Questions: The Prisoner's Dilemma in International Cooperation
5 questions to test your understanding
Score: 0 / 5
Question 1 Multiple Choice
State A believes that State B will cooperate (not build weapons). Given the prisoner's dilemma payoff structure, what should State A do to maximize its payoff?
ACooperate, since mutual cooperation (R) is better than mutual defection (P)
BDefect, since the temptation payoff (T) for defecting while B cooperates exceeds R
CCooperate, since defecting while B cooperates risks retaliation in future rounds
DRandomize, since neither strategy dominates under uncertainty
In a one-shot prisoner's dilemma, defection is the dominant strategy — it is optimal regardless of what the other player does. If B cooperates, defecting yields T (best possible). If B defects, defecting yields P rather than S (sucker's payoff). Option A is tempting because R > P, but it misses the key insight: A's choice between cooperate and defect is the same regardless of B's action, and defecting is always better given B's actual choice. The tragedy is that both reasoning this way produces P < R for everyone.
Question 2 Multiple Choice
Which condition most effectively transforms a prisoner's dilemma into a situation where cooperation can be sustained as a stable outcome?

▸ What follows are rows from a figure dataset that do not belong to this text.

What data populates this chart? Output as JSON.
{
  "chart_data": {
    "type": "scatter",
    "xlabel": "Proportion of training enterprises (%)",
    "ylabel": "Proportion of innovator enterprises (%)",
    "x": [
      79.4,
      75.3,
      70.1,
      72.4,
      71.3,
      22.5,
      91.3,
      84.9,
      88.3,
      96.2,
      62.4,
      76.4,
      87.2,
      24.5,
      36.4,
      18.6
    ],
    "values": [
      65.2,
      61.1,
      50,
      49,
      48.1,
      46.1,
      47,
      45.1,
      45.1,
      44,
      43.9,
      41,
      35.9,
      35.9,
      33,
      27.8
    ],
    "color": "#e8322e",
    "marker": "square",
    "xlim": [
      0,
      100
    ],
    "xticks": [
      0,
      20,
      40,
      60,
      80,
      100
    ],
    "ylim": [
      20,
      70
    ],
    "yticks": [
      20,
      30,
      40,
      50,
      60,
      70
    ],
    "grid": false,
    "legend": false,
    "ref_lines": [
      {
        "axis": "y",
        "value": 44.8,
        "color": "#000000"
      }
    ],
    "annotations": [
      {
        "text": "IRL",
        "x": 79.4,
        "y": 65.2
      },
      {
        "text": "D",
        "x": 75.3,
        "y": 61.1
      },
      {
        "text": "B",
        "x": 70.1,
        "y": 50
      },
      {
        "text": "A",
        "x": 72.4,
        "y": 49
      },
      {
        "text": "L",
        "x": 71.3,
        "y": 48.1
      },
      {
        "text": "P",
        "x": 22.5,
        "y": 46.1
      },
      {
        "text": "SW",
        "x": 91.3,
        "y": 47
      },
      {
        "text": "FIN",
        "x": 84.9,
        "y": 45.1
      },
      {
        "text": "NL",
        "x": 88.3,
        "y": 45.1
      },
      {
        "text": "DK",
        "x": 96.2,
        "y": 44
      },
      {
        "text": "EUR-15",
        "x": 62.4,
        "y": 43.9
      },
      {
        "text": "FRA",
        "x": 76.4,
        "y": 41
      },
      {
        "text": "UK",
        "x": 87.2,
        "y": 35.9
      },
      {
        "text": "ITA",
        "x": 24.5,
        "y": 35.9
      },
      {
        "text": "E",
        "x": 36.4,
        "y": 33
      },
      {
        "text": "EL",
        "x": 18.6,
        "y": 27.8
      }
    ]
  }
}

AOne state being significantly more powerful than the other
BBoth states sharing cultural values that favor cooperation
CRepeated interaction where defection is detectable and triggers future punishment
DA one-time side payment that compensates the cooperating party
Repeated interaction changes the payoff calculus by extending the shadow of the future: defecting today triggers punishment across all future rounds. If the present value of future cooperation (R accruing indefinitely) exceeds the one-time temptation gain (T - R), cooperation becomes rational. Detectability is essential — if defection goes unnoticed, the punishment mechanism fails. Power asymmetry (option A) can coerce compliance but doesn't change the underlying incentive structure. Shared values (option B) help but are insufficient without enforcement. Side payments (option D) realign incentives in a one-shot game but don't address the structural instability of repeated play.
Question 3 True / False
In a one-shot prisoner's dilemma, mutual cooperation is not a Nash equilibrium because each player has an incentive to deviate unilaterally.
TTrue
FFalse
Answer: True
A Nash equilibrium requires that no player can improve their payoff by changing their strategy alone. At the mutual cooperation outcome, either player can improve by switching to defect (gaining T instead of R, since T > R). So mutual cooperation is not a Nash equilibrium. Mutual defection, by contrast, is the unique Nash equilibrium: if both are defecting, switching to cooperate yields S < P, so neither wants to deviate. The tragedy of the dilemma is precisely that the Nash equilibrium (mutual defection at P) is worse for everyone than the non-equilibrium outcome (mutual cooperation at R).
Question 4 True / False
The prisoner's dilemma shows that rational, self-interested states will rarely cooperate on issues like arms control or climate agreements.
TTrue
FFalse
Answer: False
This is the key misconception the topic is designed to correct. The prisoner's dilemma does not make cooperation impossible — it identifies the conditions under which cooperation is difficult. Repeated interaction (the 'shadow of the future'), monitoring institutions, and enforcement mechanisms can restructure the dilemma so that cooperation is individually rational. International institutions like arms control treaties, the WTO, and emissions verification bodies are precisely mechanisms designed to convert one-shot dilemmas into iterated games where defection is costly and cooperation sustainable.
Question 5 Short Answer
Why is defection a dominant strategy in a one-shot prisoner's dilemma, even when both players know that mutual cooperation would produce better outcomes for everyone?
Think about your answer, then reveal below.
Model answer: Defection is dominant because it produces a higher payoff than cooperation regardless of the other player's choice. If the other player cooperates, defecting yields T (the best possible outcome) instead of R. If the other player defects, defecting yields P instead of S (the worst outcome). Since T > R and P > S, defecting is the better choice in both cases. Knowing that mutual cooperation would be better doesn't change this — each player is choosing in the absence of a binding commitment from the other, so they must reason about both possibilities. The result is a stable but inefficient equilibrium.
The dilemma arises from the combination of two features: (1) defection strictly dominates cooperation for each individual, and (2) universal defection is worse for everyone than universal cooperation. These features can coexist because each player's best response doesn't depend on coordinating with others. Without a mechanism to make commitments binding — or without the threat of future punishment — each player's logic drives them toward the collectively harmful outcome.